Orphans in search of a good home

BILLIONS of pounds of surplus funds are hidden away in life insurers' coffers, paid out neither to policyholders nor shareholders. Now, companies are looking at ways of sharing out the money. Prudential, the UK's largest insurer, recently announced it was starting talks with the Department for Trade and Industry - the regulator of insurance companies - on how to divide and distribute its spare funds, which analysts say could amount to as much as pounds 5bn. This has led some to believe that there are big windfalls to be had, similar to those in the pipeline (and already received) by members of building societies. But those who are looking at ways to make a quick buck may be disappointed.

Why have life companies got so much money to give away?

So-called "orphan assets" have built up over many decades because with- profits policyholders (including many endowment policyholders) and shareholders, have effectively been short-changed. They are called orphan because their origins and ownership have yet to be clarified. The level of orphan assets is hard to determine, based as it is on actuarial calculations about a life fund's future liabilities.

But don't life insurers automatically pass on profits to with-profits policyholders?

Life companies are obliged only to award bonuses to policyholders in line with their "reasonable expectations" - whatever they may be. It is clear that large amounts of money have been kept in reserve as a precaution.

Which policyholders could benefit from an extra distribution of assets?

Only with-profits holders will normally benefit. There is nothing in it for people with unit-linked investment policies nor for those with non-investment type policies such as car and household insurance.

Why has the question of orphan assets arisen now?

Intense competition in the personal financial services business is probably the catch-all explanation. A company that does not devise a policy on its orphan assets could find its shares are undervalued and thus vulnerable to a takeover.

If orphan assets have built up over many years, don't they belong in part to previous policyholders?

They will be distributed in a way that is approved as equitable by the Department for Trade and Industry. In effect, that means an equitable distribution between current policyholders and current shareholders. It is seen as impractical to track down past policyholders, and in many instances the records are no longer available.

Is it worth taking out a policy now in order to get a windfall?

Probably not. A with-profits policy is generally a long-term savings plan, and the net benefit of a windfall payout may be marginal. "It's much more important to get the right [insurance-based savings] contract from the right company with the right charges and right investment management," says Mike Wadsworth of consulting actuaries Watson Wyatt. He says that any windfall that equates to an extra 0.5 per cent a year over the long term of the policy would be exceptional. Furthermore, the windfalls are likely to be in the form of bonuses on the ongoing value of your policy, rather than cash.

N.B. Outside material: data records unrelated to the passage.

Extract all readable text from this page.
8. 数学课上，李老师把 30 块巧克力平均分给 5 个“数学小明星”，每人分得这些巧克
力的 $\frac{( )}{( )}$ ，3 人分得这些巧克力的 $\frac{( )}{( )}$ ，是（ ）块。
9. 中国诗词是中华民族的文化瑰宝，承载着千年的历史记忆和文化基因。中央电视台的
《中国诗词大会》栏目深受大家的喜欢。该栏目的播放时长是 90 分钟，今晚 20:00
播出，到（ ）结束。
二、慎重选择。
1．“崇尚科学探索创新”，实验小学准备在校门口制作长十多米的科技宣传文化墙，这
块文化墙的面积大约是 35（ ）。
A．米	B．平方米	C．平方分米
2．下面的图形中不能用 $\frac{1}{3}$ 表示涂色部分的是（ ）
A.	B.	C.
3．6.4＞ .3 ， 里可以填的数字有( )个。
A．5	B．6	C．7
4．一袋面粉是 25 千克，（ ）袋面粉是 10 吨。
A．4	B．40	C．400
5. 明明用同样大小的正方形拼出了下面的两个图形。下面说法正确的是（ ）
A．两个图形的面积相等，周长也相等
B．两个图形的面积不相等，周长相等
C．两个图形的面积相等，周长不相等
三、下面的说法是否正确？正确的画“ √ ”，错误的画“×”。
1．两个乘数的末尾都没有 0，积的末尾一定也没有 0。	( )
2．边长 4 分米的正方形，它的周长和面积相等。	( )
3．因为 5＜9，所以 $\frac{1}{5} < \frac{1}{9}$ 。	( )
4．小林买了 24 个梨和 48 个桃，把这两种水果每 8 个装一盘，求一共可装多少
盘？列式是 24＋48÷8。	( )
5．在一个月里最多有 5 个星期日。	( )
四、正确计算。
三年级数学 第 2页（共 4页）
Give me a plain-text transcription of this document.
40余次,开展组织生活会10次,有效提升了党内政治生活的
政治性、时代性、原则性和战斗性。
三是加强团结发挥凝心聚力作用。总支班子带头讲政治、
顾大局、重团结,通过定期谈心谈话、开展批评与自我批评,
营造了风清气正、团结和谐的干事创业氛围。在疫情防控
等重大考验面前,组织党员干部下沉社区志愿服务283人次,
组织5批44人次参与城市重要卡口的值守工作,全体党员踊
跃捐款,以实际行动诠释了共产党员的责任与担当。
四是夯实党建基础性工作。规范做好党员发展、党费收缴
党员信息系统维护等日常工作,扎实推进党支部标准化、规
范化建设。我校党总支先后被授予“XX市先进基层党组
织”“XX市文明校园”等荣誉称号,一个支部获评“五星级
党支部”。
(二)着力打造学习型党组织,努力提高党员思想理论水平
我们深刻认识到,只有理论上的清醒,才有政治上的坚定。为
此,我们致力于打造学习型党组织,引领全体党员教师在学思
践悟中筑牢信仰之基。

Are orphan assets a consideration for existing policyholders?

People who currently have a policy and who have some discretion over when they take the benefits may want to consider the implications of an extra bonus. This would apply, for example, to people who have a with- profits personal pension plan. There might be a case for postponing the conversion of the policy to a pension income if there is a chance of an extra payment.

And anyone else?

Another area affected by the extra distributions is the second-hand endowment market. Prices of policies from a range of companies have already risen to reflect the expectation of a windfall. It is, however, difficult to assess whether the prospect of any extra payment is already fully in the price. It could still be the case that if you are considering selling a policy before its maturity date, it may in fact be worth delaying the sale for the possible extra bonus. This might well increase the money you get. Similarly, if you are buying a second-hand policy, then even after recent price rises you might still be getting a good deal.

What about buying the shares of an insurance company?

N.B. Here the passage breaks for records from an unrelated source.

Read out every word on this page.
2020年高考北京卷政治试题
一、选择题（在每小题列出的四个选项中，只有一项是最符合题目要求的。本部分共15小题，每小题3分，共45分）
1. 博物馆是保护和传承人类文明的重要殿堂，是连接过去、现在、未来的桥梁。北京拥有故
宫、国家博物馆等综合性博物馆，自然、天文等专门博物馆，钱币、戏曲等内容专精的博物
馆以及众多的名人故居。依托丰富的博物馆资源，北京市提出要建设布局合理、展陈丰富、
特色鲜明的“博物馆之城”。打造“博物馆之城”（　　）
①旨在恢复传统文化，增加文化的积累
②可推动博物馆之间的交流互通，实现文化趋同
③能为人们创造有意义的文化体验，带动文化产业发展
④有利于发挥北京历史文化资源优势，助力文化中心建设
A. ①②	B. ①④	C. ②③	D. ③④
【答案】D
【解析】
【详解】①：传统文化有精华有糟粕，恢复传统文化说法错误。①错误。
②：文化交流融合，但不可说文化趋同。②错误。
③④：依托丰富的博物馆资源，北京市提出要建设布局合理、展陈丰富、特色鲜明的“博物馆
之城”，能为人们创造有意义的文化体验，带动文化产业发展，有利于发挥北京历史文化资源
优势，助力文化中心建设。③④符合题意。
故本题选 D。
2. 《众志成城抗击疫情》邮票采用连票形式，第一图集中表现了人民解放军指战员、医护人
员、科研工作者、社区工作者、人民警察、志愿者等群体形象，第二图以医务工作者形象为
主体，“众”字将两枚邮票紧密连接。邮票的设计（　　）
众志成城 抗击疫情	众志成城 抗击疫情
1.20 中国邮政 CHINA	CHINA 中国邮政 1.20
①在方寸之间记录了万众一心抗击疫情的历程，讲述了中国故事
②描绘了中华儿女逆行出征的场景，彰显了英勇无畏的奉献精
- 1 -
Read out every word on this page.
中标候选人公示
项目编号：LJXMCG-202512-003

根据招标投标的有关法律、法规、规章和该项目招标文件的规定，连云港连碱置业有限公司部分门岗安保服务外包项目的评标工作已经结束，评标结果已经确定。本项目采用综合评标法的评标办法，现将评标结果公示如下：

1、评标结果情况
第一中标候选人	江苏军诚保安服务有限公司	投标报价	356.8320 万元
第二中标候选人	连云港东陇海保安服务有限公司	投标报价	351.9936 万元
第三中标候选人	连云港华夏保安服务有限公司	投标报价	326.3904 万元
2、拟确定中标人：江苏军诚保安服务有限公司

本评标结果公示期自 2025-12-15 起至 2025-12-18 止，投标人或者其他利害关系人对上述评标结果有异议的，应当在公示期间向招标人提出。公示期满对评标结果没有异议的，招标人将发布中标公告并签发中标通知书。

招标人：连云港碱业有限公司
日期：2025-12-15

In principle, you could benefit; in practice, you may well not. A variety of factors affect the current share value of any quoted company. The prospect of a windfall dividend payment is a factor that will tend to push up the share price. The problem is that most life companies will already have been well researched by City analysts and any expected windfall will already be built into the share price. However, analysts can only base their recommendations on guesstimates. It is possible that they have underestimated the enhanced dividend potential to shareholders. Alternatively, any benefit to shareholders may not be passed on in the form of a dividend. It may be used to invest and expand the business, for instance by taking over another company.

Are mutual life insurance companies laden with orphan assets?

Mutual companies are owned by their policyholders, "proprietary" companies by their shareholders. If mutual companies have large orphan assets, then there is no conflict of interest with shareholders. The question is whether the mutuals will decide to distribute any orphan assets. But they may have less to distribute because of previously paying out more profit to policyholders.

But aren't mutuals planning to demutualise?

Yes. Such demutualisations are likely to be catalysts for deciding what to do with any orphan assets, so policyholders could get free shares and special bonuses.